O pronunciamento foi feito durante a etapa milanesa do Roadshow promovido pela Assolavoro, dedicado ao aprofundamento do novo Contrato Coletivo Nacional de Trabalho (CCNL) para os trabalhadores em somministrazione, renovado em julho de 2025. O evento reuniu representantes sindicais, das agenzie e especialistas do mercado para discutir impactos e práticas a serem adotadas pelas empresas de trabalho temporário.

Segundo Treu, "Este contrato, recém-concluído, é muito inovador. Há uma tradição de contratos coletivos para o setor da somministrazione que já é um sinal positivo. Uma das razões do sucesso do trabalho em somministrazione, de fato, é que soube produzir contratos muito modernos com institutos novos. Portanto, confirmo o consolidamento do instituto".

O ex-ministro apontou que o CCNL aplica a lógica da flexicurity, ao combinar flexibilidade e segurança trabalhista: "Usa a flexicurity como se queria fazer, misturando bem flexibilidade e segurança. Por exemplo, o welfare previsto neste contrato é entre os melhores, mesmo em comparação com os empregados normais".

O acordo tem validade trienal e abrange cerca de um milhão de trabalhadores ocupados via agências para o trabalho (agenzie per il lavoro). O CCNL foi assinado em 21 de julho de 2025 por Assolavoro, CGIL, CISL, UIL e pelas organizações de categoria Nidil Cgil, Felsa Cisl e UilTemp.
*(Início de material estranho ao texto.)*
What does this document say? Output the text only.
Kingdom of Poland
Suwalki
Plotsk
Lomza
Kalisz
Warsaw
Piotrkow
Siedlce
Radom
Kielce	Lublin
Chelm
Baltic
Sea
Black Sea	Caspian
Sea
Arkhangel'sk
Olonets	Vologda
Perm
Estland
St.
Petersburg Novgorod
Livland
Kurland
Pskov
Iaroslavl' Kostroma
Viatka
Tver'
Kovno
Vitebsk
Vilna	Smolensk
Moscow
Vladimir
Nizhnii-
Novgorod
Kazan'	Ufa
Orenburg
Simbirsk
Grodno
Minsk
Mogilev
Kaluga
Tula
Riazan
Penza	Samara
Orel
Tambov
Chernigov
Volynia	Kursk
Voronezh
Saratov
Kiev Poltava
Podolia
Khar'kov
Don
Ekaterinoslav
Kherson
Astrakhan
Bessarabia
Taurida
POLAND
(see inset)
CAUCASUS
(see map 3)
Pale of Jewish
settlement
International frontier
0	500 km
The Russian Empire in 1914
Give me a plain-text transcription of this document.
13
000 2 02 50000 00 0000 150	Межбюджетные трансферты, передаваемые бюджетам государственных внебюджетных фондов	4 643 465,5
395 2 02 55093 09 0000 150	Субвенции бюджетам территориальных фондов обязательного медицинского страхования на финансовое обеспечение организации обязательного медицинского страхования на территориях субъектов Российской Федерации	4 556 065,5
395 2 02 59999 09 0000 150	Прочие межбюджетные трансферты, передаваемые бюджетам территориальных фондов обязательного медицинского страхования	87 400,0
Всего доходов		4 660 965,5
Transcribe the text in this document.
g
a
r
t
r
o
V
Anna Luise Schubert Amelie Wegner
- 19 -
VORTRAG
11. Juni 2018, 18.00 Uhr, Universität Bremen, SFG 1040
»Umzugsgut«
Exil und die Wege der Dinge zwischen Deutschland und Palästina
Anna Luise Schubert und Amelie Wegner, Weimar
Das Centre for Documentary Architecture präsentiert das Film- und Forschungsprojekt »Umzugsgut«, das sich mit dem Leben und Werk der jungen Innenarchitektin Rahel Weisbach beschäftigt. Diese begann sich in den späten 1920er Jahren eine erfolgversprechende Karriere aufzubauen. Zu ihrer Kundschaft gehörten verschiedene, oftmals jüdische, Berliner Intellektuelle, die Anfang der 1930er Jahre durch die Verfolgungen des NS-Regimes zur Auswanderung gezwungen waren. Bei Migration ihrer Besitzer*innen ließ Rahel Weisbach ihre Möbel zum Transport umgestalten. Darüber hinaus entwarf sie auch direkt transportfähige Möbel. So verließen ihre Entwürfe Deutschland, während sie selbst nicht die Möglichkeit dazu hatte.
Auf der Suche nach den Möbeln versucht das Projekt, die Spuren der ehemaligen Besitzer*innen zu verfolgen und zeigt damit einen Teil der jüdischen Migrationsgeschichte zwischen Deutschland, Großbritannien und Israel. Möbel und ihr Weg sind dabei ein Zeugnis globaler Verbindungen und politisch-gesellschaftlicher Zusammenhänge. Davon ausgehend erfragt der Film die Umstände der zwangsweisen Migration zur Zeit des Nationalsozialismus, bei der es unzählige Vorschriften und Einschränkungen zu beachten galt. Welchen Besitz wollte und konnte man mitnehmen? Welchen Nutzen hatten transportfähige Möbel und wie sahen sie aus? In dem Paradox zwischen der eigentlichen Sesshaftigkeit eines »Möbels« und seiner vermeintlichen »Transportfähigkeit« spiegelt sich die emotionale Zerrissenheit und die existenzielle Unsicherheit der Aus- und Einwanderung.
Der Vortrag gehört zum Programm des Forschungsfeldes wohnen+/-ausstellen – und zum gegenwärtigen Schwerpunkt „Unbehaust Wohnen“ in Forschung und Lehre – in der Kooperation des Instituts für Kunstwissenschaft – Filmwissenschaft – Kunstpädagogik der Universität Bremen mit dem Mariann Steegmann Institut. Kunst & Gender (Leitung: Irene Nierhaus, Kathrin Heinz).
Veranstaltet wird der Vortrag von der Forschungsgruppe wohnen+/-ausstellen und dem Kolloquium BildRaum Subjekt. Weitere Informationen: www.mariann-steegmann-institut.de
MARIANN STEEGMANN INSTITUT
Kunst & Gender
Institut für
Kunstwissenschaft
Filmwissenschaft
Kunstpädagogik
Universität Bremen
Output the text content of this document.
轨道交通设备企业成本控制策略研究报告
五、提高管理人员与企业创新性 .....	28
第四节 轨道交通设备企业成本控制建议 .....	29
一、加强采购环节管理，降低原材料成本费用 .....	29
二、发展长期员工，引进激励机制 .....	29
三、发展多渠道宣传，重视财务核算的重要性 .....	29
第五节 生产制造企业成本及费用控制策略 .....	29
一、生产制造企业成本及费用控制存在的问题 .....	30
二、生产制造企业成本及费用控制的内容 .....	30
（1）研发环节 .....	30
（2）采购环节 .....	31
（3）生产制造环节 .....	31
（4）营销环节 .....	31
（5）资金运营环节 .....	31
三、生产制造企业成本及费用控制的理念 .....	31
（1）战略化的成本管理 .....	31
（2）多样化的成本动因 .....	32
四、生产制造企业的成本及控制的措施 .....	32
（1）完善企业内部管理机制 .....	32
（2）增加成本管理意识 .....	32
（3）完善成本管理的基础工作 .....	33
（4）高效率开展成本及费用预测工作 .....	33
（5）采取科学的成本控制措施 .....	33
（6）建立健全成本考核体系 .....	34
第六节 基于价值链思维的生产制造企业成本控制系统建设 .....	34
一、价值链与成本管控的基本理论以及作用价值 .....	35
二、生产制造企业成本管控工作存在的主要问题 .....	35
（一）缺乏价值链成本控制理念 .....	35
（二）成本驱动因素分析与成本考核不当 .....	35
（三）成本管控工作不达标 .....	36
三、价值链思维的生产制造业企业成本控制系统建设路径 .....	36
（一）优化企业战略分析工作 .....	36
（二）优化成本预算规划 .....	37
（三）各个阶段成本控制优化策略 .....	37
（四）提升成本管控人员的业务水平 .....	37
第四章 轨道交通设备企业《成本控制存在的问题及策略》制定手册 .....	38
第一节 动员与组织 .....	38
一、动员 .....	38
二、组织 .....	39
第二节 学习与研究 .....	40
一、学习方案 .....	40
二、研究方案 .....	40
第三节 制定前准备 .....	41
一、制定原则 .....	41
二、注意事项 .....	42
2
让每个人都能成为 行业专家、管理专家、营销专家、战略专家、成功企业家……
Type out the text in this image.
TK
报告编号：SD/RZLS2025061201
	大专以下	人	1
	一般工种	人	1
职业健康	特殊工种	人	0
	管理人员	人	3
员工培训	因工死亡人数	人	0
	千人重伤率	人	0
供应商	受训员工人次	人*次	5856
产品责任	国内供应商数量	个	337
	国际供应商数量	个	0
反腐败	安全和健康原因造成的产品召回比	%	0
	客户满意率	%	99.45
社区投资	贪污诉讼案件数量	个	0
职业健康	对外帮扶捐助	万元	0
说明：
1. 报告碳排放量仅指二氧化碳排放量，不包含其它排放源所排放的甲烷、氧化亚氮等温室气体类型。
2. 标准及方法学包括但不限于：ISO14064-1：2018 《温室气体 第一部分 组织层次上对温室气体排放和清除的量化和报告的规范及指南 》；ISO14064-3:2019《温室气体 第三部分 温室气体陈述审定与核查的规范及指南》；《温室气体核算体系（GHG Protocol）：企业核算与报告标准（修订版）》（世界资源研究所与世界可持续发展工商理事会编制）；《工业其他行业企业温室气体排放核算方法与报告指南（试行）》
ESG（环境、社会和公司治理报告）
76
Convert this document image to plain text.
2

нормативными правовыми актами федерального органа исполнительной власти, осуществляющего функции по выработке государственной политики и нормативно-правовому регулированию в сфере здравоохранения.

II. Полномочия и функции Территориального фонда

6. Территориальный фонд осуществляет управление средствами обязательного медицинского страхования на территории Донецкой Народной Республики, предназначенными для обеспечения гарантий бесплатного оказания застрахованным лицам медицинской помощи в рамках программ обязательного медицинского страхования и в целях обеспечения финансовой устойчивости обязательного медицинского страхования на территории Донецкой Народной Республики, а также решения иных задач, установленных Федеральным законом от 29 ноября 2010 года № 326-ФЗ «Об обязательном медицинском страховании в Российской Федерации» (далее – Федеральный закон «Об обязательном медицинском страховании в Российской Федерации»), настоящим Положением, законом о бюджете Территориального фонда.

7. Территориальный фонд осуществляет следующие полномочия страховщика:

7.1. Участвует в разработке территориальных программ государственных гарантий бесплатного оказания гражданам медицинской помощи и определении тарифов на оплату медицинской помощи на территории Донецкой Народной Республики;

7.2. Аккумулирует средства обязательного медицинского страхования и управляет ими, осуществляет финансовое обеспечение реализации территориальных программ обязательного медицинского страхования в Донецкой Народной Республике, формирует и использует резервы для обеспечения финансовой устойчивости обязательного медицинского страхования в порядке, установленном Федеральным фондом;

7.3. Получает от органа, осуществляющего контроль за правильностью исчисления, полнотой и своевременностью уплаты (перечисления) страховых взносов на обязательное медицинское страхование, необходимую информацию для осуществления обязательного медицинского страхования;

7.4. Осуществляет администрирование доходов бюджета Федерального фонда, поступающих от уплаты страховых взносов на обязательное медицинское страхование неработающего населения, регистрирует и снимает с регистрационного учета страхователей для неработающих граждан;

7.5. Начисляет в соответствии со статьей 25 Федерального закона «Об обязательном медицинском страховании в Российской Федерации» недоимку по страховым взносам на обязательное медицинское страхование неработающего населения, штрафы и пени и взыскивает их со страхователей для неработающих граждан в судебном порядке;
Dados apresentados durante o encontro mostram que, em média, cerca de 500 mil trabalhadores atuam mensalmente na Itália por meio das agenzie; destes, mais de 147 mil estão na Lombardia e aproximadamente 77 mil na área metropolitana de Milão. Esses números evidenciam a dimensão do setor e sua relevância para dinâmicas regionais de emprego.

Na avaliação de Treu, as agências para o trabalho assumem hoje um papel institucionalizado no mercado: "As agenzie são um ator, agora a pleno título, no mercado de trabalho e estão em um contexto italiano em que as políticas ativas funcionam muito bem apenas em algumas regiões. São organizações que efetivamente executam políticas ativas: formação dirigida, recolocação e apoio às transições".

O ex-ministro concluiu destacando a capacidade do setor de atrair jovens em busca de ocupações que estimulem a curiosidade profissional: "Num período em que principalmente os jovens procuram um trabalho que desperte curiosidade, eu diria que as agenzie estão aptas para isso".

O relato foi apurado em evento público e cruzado com as informações oficiais do CCNL e das organizações subscritoras. A cobertura é parte do acompanhamento contínuo das reformas e acordos que afetam o mercado de trabalho italiano.